Subhash was in the library when he heard the commotion at around 1.35 pm. Downstairs, in the corridor outside Court Hall No 2, which overlooks Cubbon Park, he saw Naveena sprawled on the floor in a pool of blood. “Her gown was partially covering her face. When I moved the gown aside, I noticed a flutter in her eyes. I yelled out saying she was alive and should be rushed to a hospital,” he said.

 Police take away Naveena’s body from the High Court premises

There are four hospitals in close proximity of the high court — Martha Hospital, Wockhardt Hospital, Mallya Hospital and Bowring Hospital. All four are not more than ten minute’s drive from the high court. If the cop on the scene had shown some presence of mind and rushed Naveena to one of them, she could have been saved.

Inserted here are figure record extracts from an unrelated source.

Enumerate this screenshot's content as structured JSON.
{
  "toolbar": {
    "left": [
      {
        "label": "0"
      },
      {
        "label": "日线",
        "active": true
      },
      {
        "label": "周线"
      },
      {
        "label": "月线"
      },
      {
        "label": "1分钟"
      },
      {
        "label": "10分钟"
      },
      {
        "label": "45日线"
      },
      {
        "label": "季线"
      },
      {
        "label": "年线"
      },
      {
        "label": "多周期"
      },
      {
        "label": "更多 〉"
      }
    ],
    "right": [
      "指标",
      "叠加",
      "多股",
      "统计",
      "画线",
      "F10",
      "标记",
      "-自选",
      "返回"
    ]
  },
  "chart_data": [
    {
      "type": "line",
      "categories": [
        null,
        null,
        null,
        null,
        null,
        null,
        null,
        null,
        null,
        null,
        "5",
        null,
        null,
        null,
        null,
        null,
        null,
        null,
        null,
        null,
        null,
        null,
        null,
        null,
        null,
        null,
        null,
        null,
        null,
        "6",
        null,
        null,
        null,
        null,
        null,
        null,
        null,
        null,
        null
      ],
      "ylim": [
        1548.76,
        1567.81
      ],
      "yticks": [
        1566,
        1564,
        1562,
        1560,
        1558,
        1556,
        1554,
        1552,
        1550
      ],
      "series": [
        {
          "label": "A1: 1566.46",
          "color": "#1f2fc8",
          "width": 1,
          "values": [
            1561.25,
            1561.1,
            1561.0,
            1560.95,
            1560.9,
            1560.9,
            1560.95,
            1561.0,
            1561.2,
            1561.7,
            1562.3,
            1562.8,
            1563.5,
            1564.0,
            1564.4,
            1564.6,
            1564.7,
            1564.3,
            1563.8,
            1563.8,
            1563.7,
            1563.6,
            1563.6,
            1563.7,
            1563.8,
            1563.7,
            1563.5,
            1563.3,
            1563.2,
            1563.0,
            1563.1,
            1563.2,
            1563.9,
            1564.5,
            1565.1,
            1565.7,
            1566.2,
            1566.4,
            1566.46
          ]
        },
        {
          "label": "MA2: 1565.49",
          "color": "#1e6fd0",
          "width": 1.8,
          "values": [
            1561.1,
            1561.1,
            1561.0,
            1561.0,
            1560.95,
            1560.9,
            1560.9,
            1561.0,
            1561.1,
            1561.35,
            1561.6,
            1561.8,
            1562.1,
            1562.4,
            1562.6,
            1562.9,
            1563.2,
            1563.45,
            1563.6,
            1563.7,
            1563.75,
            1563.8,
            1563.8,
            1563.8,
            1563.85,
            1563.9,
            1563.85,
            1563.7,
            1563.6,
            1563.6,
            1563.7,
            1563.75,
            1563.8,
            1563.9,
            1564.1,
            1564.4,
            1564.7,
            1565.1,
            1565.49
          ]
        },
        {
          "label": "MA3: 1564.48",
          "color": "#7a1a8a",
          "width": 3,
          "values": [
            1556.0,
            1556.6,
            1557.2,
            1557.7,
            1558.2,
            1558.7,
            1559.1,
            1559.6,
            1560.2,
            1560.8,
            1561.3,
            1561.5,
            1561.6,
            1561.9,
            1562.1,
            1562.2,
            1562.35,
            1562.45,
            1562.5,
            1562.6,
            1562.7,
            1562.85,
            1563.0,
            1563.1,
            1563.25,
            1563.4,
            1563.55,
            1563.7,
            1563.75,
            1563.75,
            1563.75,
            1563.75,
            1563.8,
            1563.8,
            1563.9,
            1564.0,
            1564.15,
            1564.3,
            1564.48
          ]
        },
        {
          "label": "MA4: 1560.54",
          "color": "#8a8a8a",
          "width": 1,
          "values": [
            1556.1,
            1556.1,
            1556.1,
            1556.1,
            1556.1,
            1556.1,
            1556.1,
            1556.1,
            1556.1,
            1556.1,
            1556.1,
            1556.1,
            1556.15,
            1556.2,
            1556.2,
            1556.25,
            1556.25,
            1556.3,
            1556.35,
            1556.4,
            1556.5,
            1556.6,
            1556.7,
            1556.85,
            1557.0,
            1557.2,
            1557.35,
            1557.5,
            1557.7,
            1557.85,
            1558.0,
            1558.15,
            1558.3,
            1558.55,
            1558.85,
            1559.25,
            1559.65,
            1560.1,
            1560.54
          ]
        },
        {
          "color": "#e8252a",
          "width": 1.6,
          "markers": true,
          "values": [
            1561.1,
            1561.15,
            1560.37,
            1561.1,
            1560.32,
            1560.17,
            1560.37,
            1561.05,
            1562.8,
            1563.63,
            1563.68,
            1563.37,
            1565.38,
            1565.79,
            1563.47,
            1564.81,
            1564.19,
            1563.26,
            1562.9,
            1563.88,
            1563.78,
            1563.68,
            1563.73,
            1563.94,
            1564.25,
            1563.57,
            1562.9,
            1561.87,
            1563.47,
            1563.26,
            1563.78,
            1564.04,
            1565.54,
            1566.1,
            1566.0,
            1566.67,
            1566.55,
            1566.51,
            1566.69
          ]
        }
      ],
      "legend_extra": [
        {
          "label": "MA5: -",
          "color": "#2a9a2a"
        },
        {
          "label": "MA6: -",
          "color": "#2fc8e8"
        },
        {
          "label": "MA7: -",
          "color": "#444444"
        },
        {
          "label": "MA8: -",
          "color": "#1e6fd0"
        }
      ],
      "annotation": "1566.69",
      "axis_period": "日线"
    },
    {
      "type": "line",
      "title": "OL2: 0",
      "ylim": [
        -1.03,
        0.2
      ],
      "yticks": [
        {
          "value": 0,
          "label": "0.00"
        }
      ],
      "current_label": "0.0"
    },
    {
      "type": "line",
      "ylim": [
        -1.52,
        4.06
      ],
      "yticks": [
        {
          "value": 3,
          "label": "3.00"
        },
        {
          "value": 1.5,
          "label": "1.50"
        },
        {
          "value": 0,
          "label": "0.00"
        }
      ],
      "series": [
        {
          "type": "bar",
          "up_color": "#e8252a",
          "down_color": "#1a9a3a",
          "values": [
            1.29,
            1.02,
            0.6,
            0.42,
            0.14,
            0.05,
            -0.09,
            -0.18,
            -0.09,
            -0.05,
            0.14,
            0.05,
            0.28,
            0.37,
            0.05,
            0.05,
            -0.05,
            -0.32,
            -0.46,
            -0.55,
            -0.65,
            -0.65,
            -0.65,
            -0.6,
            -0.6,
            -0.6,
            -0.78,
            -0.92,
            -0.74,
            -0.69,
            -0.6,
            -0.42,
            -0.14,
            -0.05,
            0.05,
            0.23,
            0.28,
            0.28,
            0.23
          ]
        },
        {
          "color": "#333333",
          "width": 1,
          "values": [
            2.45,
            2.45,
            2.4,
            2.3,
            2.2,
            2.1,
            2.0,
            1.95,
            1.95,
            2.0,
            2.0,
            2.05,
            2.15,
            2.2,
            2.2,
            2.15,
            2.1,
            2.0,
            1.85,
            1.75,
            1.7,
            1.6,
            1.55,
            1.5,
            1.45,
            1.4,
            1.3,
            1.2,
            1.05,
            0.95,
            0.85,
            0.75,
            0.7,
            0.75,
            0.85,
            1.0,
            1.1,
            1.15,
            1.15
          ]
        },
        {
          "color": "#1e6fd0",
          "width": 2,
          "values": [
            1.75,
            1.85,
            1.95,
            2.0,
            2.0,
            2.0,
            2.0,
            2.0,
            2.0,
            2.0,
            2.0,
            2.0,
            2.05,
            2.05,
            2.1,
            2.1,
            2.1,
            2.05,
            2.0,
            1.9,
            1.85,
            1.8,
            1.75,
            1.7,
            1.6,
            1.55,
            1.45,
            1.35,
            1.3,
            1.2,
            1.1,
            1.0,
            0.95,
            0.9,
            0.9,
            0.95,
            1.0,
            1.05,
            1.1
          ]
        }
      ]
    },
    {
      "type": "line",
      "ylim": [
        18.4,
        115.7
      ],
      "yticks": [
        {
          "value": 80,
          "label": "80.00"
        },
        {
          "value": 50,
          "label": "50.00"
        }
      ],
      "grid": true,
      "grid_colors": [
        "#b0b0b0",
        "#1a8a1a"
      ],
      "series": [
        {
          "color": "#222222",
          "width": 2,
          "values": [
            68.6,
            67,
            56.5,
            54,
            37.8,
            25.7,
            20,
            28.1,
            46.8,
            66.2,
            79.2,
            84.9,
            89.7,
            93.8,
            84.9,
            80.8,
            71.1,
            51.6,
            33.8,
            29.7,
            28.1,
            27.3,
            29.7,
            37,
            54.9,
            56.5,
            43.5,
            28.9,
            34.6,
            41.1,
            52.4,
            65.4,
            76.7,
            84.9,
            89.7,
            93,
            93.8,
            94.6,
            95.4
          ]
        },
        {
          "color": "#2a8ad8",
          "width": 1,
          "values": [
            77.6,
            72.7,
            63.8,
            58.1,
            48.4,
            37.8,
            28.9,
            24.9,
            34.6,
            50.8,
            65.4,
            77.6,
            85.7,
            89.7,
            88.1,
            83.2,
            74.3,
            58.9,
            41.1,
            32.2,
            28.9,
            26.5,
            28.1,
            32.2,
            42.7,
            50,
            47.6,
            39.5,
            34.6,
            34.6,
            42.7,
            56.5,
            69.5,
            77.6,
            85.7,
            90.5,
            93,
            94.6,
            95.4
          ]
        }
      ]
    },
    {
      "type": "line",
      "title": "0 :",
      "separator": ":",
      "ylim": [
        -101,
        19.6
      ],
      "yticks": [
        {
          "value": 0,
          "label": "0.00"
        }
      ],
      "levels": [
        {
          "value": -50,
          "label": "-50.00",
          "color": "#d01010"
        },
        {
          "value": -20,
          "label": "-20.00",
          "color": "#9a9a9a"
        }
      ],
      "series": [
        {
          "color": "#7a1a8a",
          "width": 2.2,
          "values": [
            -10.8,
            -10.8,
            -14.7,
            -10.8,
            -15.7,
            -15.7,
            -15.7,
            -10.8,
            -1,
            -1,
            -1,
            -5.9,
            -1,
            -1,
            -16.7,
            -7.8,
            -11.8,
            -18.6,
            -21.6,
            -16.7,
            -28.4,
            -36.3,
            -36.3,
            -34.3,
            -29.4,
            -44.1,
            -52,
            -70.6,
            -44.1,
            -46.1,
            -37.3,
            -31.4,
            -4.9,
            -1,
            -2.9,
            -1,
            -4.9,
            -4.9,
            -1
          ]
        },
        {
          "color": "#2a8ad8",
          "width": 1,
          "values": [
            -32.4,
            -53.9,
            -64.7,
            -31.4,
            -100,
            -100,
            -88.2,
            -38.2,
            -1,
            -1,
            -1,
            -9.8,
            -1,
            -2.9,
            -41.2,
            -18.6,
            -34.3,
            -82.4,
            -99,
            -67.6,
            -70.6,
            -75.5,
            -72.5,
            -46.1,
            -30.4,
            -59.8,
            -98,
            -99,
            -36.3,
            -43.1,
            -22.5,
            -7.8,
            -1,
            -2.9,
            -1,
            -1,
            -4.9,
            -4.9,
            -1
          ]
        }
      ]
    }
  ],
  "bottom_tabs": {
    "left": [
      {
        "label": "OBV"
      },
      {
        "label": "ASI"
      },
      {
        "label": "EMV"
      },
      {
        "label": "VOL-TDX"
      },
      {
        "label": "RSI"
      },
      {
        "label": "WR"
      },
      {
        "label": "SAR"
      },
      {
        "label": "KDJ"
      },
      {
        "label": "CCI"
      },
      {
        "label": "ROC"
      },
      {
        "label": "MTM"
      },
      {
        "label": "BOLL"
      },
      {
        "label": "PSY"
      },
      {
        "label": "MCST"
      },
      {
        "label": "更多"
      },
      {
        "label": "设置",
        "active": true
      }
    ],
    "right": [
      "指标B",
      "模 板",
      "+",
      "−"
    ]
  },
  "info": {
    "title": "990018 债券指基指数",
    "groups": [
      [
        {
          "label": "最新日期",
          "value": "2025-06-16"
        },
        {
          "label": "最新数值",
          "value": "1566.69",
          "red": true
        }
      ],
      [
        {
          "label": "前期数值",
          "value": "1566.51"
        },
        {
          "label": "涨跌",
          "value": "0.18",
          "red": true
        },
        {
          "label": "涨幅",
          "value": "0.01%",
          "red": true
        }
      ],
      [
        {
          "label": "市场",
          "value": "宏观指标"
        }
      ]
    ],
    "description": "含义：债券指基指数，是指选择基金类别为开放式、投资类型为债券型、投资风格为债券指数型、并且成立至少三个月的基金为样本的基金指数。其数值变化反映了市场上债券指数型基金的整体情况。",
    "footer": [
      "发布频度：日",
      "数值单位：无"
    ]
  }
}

Advocate Subramanya Jois, who tried to give Naveena some water, agrees the delay in taking Naveena to a hospital proved fatal. “The delay killed her. She was breathing when I offered her water,” he said.

Advocate Shankar Narayan Rao, who called 108, was asked so many questions that at one point he was heard screaming, “I am the registrar general of the high court. Please send an ambulance immediately.”
The ambulance arrived at 2.05 pm and left for Bowring Hospital at 2.20 pm.